Earlier this morning, as I read a blog entitled Wandering In The Desert by Arisensleeper, I found myself contemplating my own desert journey. There have been a number of times in my life when I have felt that I was wandering about in the desert, but there is no time when I have been more aware of it than now.
For nearly five and a half years, it seems like my husband and I have been wandering in a desert. It started with my cancer diagnosis in December 2007. I spent the greater part of 2008 going through cancer treatment. Just as we were trying to get back on our feet financially, I suffered a ruptured brain aneurysm in December 2009. In January 2011 I was placed on an administrative leave pending a medical review as it was suspected that I was suffering from residual effects of the rupture and could no longer teach.

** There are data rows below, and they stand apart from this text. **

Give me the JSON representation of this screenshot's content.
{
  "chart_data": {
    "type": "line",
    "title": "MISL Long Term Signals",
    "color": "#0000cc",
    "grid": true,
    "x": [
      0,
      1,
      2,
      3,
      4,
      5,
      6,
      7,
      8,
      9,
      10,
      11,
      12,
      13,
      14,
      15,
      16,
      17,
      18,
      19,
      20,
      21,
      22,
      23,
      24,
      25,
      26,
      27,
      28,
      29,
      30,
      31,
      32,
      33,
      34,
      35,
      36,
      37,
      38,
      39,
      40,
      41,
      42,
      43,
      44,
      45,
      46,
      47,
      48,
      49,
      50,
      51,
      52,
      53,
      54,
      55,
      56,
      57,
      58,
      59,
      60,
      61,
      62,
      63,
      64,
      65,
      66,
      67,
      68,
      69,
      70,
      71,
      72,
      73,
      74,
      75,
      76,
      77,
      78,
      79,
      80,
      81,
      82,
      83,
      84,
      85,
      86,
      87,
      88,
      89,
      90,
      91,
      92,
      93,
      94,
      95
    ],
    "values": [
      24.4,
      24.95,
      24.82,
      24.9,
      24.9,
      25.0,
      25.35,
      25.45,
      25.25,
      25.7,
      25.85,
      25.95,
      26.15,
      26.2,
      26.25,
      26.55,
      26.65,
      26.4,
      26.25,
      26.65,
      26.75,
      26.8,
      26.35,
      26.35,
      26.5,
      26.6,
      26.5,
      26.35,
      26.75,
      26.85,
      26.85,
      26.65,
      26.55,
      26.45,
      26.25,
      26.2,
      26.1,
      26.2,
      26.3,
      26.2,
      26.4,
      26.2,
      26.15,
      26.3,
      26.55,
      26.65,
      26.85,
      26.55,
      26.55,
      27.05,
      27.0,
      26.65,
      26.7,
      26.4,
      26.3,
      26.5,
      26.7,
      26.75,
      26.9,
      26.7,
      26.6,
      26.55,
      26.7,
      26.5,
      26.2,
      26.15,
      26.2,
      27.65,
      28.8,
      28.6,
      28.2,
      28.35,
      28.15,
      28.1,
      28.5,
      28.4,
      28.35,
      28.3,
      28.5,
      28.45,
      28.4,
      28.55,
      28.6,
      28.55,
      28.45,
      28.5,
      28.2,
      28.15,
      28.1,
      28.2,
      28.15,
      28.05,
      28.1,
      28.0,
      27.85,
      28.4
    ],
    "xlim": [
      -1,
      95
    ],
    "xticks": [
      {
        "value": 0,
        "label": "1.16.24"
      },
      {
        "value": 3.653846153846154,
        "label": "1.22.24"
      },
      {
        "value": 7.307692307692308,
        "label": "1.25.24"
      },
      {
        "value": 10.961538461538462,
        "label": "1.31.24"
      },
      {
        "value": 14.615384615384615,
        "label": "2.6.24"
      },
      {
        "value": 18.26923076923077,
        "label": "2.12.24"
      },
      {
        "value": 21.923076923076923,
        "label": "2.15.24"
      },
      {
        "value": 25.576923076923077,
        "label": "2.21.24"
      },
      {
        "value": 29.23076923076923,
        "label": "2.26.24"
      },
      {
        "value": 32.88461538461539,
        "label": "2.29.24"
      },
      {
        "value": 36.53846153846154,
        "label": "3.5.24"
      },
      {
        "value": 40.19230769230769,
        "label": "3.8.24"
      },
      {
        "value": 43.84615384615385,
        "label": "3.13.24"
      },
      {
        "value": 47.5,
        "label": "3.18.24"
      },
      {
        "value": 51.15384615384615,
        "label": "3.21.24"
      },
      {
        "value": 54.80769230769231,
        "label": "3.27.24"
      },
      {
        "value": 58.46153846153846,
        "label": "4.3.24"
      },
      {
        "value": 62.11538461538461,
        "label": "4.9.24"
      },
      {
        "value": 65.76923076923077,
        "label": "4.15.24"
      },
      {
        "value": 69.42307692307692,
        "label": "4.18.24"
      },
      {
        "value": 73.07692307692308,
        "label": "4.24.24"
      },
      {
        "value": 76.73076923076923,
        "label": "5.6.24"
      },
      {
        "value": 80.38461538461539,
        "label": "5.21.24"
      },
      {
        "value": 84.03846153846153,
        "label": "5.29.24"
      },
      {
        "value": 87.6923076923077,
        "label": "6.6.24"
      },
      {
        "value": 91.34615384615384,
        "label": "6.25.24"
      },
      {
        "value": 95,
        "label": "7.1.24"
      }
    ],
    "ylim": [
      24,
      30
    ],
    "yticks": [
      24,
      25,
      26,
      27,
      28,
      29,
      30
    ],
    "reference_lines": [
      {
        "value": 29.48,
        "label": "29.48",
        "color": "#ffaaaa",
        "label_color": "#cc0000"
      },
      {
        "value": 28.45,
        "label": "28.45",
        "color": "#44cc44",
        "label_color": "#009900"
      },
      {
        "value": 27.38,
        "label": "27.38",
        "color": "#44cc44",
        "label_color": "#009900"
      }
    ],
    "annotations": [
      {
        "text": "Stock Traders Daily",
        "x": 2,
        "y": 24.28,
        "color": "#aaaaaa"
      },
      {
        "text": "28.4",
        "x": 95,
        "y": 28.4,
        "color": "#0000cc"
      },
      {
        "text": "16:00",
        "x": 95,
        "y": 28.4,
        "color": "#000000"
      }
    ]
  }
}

January 2011-September 2011 was a nightmare of uncertainty as I trudged from one specialist to the next trying to assess exactly what I was capable of and what I was not capable of doing and was flooded with an unbelievable amount of paperwork. This is a daunting enough task for anyone but when you have suffered brain-damage, it is even worse. Trying to keep us afloat, my poor husband was typically working 60 hours or more a week and attempting to deal with me and my "issues".
I was finally awarded long-term disability and though we were still facing a huge shortfall every month of more than $1,200.00, we could see an end in sight. With my husband's overtime and freelancing, we were staying afloat. Every time we were about to go under, God would provide additional work for him, we were able to refinance our underwater mortgage, someone would give us a gift of money and so forth.
In November of 2012, we could see a light at the end of the tunnel. Two debts were going to be paid off in January and if we were careful, we would just about break even every month and not be so dependent on overtime and freelance work. Things were also always slower at my husband's work in January. "Finally," I thought, "finally he will be able to get some rest!"
On December 14, 2012, without any warning, my husband suddenly lost his job. He had been there since July 2, 1985. It is not easy to find a new job when you are 52 years old and the industry you worked in has shifted to freelancers for the most part.
God is good. He has faithfully cared for our needs over the past four months and He is continuing to do so. At the same time, if I am not careful, I find myself scanning the horizon of the "desert" and complaining to God just like the Israelites, "Have you brought us out here to die?"
They were so busy looking at the desert that they did not look at God. There is no other time in the Bible where there is a continued physical manifestation of God both day and night. The people only had to lift up their eyes and they would see God.
Yes, they were in the desert and the hot sun pounded down upon the sand but the "cloud by day" covered them and protected them from it's effects. The nights were cold and dark, but the "pillar of fire" gave them light, warmth and protection. The Lord God Almighty, provided them with food and drink. Their clothing and shoes did not wear out. Every single need was provided for them and yet time and time again, they complain against God.
I don't want to be like them. I want to set my eyes on God rather than on the desert. Though I may be wandering in the desert for a season, God is out there with me. He sustains me and protects me. Why? Because He loves me and is with me and the same is true for you.
Have I not commanded you? Be strong and courageous. Do not be terrified; do not be discouraged, for the Lord your God will be with you wherever you go.